Антагонист

Александр Синдаловский
        Долгое время Петенька был сущим идиотом. Не в плане заторможенности интеллектуальных способностей, которые вполне (с учетом их будущего развития в учебных заведениях) соответствовали требованиям, предъявляемым гражданам современного общества и заключающимся в запоминании, на какие кнопки нажимать, чтобы добиваться желаемых результатов, не слишком утруждая пальцы. Петенька являлся идиотом в вопросе понимания своего места в социуме и вселенной.
         Пожилые родители не чаяли души в своем запоздалом чаде и смотрели ему в рот, в котором сначала прорезались, а потом выпадали молочные зубы, и постепенно завоевывал территорию кариес; набухали и опадали гланды; темнел и снова розовел язык. Они удовлетворяли все капризы ребенка, которых, впрочем, было не так уж много, потому что недостижимые желания не мучили его.

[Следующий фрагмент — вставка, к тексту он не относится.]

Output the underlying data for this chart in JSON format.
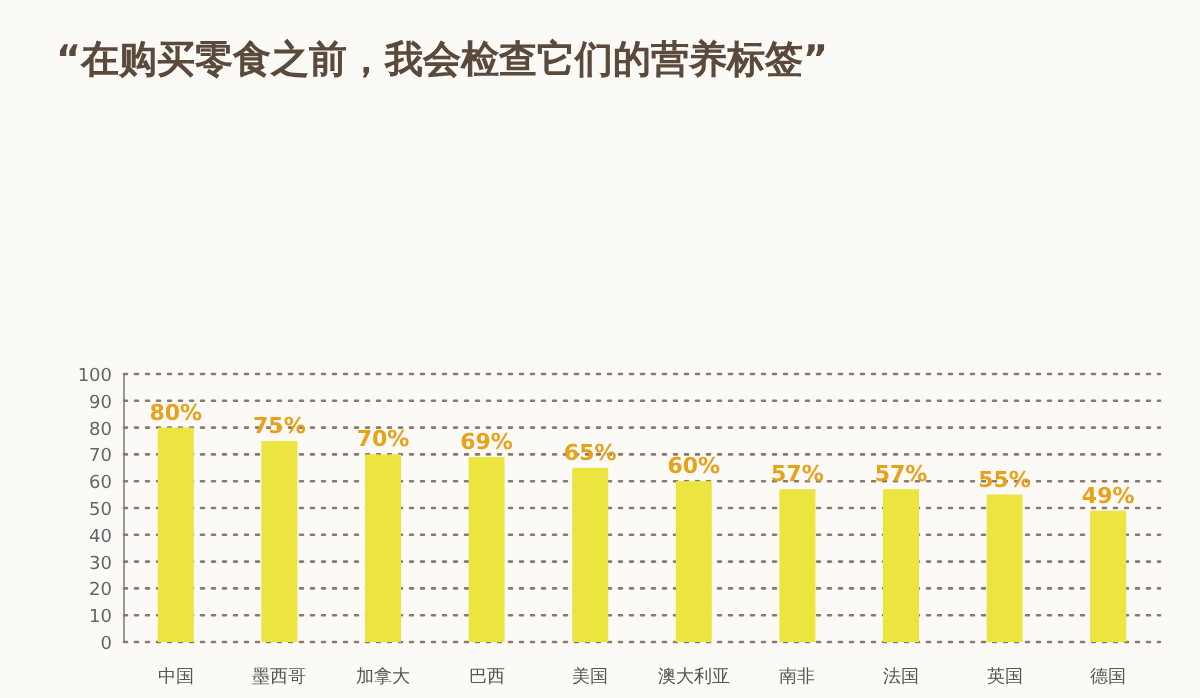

        В целом, Петенька рос вполне милым и жизнерадостным ребенком, только полным идиотом. Трудно сказать, чувствовал ли он себя пупом земли, однако в том, что мир будет всегда поворачиваться к нему улыбчивой физиономией, Петенька не сомневался. Точнее, он даже не мог вообразить, что у мира бывают уродливые гримасы, и что как раз они являются нормальным состоянием его лица, а улыбка фальшива и скрывает, в лучшем случае, вежливое безразличие, а чаще – ненависть.

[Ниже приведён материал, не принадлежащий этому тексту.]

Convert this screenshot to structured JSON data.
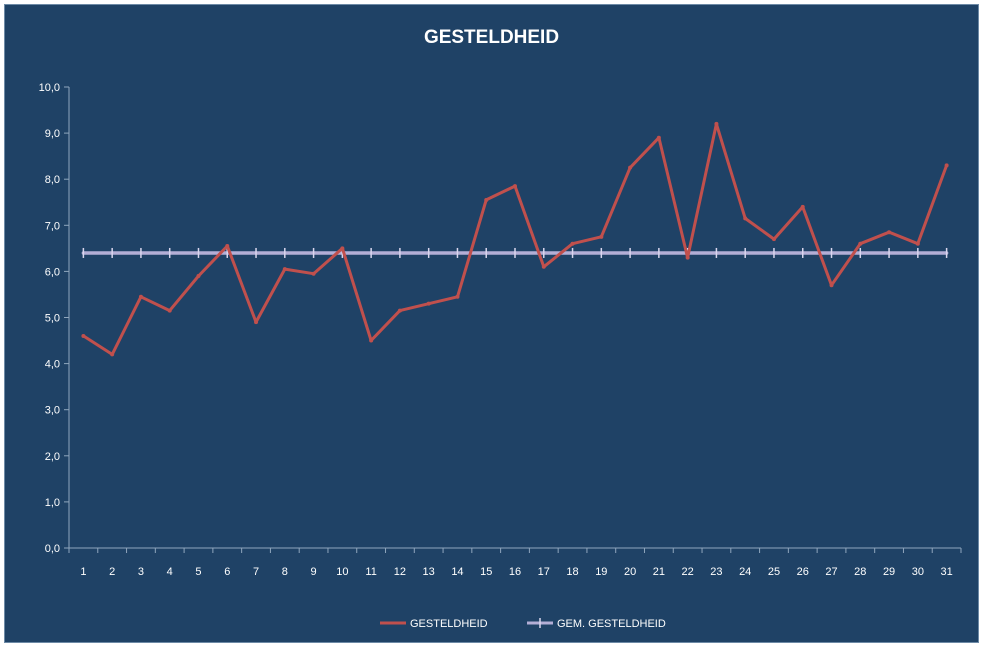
{
  "chart_data": {
    "type": "line",
    "title": "GESTELDHEID",
    "xlabel": "",
    "ylabel": "",
    "categories": [
      "1",
      "2",
      "3",
      "4",
      "5",
      "6",
      "7",
      "8",
      "9",
      "10",
      "11",
      "12",
      "13",
      "14",
      "15",
      "16",
      "17",
      "18",
      "19",
      "20",
      "21",
      "22",
      "23",
      "24",
      "25",
      "26",
      "27",
      "28",
      "29",
      "30",
      "31"
    ],
    "yticks": [
      "0,0",
      "1,0",
      "2,0",
      "3,0",
      "4,0",
      "5,0",
      "6,0",
      "7,0",
      "8,0",
      "9,0",
      "10,0"
    ],
    "ylim": [
      0,
      10
    ],
    "grid": false,
    "legend_position": "bottom",
    "series": [
      {
        "name": "GESTELDHEID",
        "color": "#c0504d",
        "values": [
          4.6,
          4.2,
          5.45,
          5.15,
          5.9,
          6.55,
          4.9,
          6.05,
          5.95,
          6.5,
          4.5,
          5.15,
          5.3,
          5.45,
          7.55,
          7.85,
          6.1,
          6.6,
          6.75,
          8.25,
          8.9,
          6.3,
          9.2,
          7.15,
          6.7,
          7.4,
          5.7,
          6.6,
          6.85,
          6.6,
          8.3
        ]
      },
      {
        "name": "GEM. GESTELDHEID",
        "color": "#b3aed6",
        "values": [
          6.4,
          6.4,
          6.4,
          6.4,
          6.4,
          6.4,
          6.4,
          6.4,
          6.4,
          6.4,
          6.4,
          6.4,
          6.4,
          6.4,
          6.4,
          6.4,
          6.4,
          6.4,
          6.4,
          6.4,
          6.4,
          6.4,
          6.4,
          6.4,
          6.4,
          6.4,
          6.4,
          6.4,
          6.4,
          6.4,
          6.4
        ]
      }
    ]
  }
}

        Человеческая тварь становится личностью лишь в том случае, если встречает на своем пути Антагониста. Тогда из-под его ног выдергивают ковровую дорожку, и человеку приходится пробираться через дерьмо и дебри, пачкаясь и обдирая кожу тела, сбивая подметки старых башмаков и натирая мозоли – эти вехи преодоленного пространства и награды за труды. Тернистый путь! – воскликнут с восхищением те, кто сидит в удобных креслах, и правильно сделают. А благодарить за это следует Антагониста, ставящего подножки, чтобы ты мог споткнуться и грохнуться лицом в грязь, из которой (если у тебя хватит хладнокровия перевернуться на спину) так прекрасно смотреть на далекое небо. Он сует палки в колеса, чтобы ты далеко не уехал и помнил о сопротивлении среды; подкладывает под колеса скользкую глину, чтобы, забуксовав на месте, ты тосковал о недостижимых идеалах. В тревожные переходные периоды роль Антагониста берет на себя История, но в мирное время приходится уповать на радения конкретного индивидуума. Как и пресловутая вторая половинка, Антагонист имеется у каждого, но не всякому выпадает удача встретиться с ним.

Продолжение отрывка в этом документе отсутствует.